What is green hydrogen, and how can it help tackle the climate crisis? | Stories


We can unlock the potential of green hydrogen

Green hydrogen is not yet widely available, and significant advancements are still required for it to be deployed on a large scale.

Technological innovation: To deploy green hydrogen at a large scale, innovation to lower costs and increase efficiencies across combustion, storage, and transportation will be critical.

Market development: It is important for large corporate energy users, especially in heavier industrial sectors, to signal stronger demand for green hydrogen. Developing new business models will be necessary to drive investment in this fledgling market. In the long run, standardized contracting practices will also make it easier for more energy users to buy green hydrogen.

Better environmental, health, and safety standards: Hydrogen is the smallest molecule. It can easily pass through materials, creating leakage issues. And while hydrogen production does not generate greenhouse gas emissions, hydrogen combustion, like any combustion reaction that heats air to high temperatures, creates harmful pollutants called nitrogen oxides. These are linked to smog, acid rain, and damaging health impacts such as asthma and respiratory infections. To address these issues, more stringent environmental, health, and safety standards need to be implemented throughout green hydrogen production, storage, transportation, and use.

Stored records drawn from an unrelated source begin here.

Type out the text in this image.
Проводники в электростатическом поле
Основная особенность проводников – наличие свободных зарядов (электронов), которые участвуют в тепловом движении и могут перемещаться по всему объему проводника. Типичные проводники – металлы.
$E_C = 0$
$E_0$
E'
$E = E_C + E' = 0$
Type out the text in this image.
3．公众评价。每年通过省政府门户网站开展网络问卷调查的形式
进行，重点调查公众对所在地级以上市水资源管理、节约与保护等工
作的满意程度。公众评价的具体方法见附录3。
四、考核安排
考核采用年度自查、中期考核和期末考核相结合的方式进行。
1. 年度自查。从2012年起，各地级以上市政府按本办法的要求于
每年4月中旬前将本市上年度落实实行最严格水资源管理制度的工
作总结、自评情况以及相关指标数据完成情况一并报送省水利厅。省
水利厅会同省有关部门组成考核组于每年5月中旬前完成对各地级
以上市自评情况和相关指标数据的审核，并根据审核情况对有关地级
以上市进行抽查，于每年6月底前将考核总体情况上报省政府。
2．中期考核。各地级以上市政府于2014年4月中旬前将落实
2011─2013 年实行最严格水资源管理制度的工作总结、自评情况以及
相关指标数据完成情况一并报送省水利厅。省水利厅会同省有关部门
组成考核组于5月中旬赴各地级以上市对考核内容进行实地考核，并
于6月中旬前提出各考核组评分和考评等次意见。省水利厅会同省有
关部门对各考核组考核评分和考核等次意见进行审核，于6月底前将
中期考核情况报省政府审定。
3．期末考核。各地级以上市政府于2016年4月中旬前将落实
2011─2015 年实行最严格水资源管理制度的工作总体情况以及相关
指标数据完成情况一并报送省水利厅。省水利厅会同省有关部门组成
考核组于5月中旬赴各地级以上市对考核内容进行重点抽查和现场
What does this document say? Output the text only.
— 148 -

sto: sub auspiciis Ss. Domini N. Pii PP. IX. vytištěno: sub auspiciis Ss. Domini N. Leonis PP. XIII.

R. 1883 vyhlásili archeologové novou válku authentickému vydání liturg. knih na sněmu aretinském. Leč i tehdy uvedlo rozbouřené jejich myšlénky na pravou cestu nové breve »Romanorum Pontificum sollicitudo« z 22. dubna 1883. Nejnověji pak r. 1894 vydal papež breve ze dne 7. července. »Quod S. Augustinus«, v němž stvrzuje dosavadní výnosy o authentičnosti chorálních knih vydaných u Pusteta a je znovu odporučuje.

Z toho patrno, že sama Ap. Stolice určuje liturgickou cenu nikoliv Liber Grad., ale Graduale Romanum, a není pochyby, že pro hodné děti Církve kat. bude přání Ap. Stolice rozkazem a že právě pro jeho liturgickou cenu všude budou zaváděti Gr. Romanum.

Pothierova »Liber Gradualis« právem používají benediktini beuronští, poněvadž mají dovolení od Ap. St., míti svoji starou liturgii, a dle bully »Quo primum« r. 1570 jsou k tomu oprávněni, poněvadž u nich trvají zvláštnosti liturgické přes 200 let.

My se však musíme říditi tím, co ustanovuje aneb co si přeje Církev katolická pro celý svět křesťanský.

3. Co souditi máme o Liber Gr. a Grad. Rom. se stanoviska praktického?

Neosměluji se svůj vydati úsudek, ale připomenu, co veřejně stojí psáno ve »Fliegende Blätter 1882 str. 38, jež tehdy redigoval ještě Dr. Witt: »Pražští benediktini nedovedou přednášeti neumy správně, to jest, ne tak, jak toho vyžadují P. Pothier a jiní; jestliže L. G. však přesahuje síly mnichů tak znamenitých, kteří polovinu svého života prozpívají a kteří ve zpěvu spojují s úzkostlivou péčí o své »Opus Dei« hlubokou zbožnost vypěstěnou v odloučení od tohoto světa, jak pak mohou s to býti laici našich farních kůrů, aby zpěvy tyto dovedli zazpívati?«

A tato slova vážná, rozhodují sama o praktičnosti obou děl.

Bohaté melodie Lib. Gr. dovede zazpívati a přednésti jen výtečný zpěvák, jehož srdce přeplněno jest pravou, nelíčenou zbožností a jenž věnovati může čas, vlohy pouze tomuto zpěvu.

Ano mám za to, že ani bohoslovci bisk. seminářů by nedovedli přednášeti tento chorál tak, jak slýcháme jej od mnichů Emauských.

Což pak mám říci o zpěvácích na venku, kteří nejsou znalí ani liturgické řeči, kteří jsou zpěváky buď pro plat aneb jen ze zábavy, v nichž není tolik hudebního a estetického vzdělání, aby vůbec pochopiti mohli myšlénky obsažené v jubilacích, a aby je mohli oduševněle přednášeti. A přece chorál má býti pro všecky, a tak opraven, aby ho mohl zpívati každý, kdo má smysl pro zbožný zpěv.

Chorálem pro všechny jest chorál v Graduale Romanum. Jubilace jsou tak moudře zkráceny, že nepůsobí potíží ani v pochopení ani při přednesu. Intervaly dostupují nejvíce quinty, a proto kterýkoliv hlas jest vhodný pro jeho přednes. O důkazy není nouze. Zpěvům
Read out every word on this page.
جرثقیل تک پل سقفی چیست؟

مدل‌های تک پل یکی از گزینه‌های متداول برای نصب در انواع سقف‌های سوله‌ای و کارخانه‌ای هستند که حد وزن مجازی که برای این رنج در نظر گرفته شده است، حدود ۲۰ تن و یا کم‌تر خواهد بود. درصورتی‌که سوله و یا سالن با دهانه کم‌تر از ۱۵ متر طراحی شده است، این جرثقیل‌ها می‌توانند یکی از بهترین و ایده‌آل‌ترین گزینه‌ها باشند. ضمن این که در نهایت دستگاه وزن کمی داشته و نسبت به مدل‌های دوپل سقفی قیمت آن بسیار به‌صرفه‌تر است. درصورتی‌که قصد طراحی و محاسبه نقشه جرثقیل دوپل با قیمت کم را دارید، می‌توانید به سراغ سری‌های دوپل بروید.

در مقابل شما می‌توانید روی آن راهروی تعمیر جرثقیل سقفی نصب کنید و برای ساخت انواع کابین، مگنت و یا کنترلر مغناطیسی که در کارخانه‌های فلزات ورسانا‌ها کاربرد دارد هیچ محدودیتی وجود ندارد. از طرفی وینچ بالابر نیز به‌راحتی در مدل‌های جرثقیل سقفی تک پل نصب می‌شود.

Communities of color and low-income communities are disproportionately affected by the impacts of climate change and air pollution. To ensure that the hydrogen market is growing in a just and equitable way, local communities and affected workforces should be meaningfully engaged and included in the design and development of hydrogen projects.

Policy support: There’s a big reason to expect rapid advances in the coming years. Last year’s landmark federal climate legislation, known as the Inflation Reduction Act, will make green hydrogen a lot less expensive over the course of the decade. Its cost is similar to that of conventional natural gas and fossil fuel-based hydrogen and is expected to continue to fall. Numerous legislative proposals to advance the use of hydrogen were introduced during the last Congress. We anticipate seeing similar proposals introduced during the 118th Congress.

As the world struggles to address the worsening climate crisis, we need to think big. Green hydrogen has the potential to decarbonize heavy industry, a sector whose emissions have proved to be some of the most difficult to tackle. Equitable development and deployment of hydrogen energy could make a real impact toward combating the climate crisis while supporting a just energy transition for communities.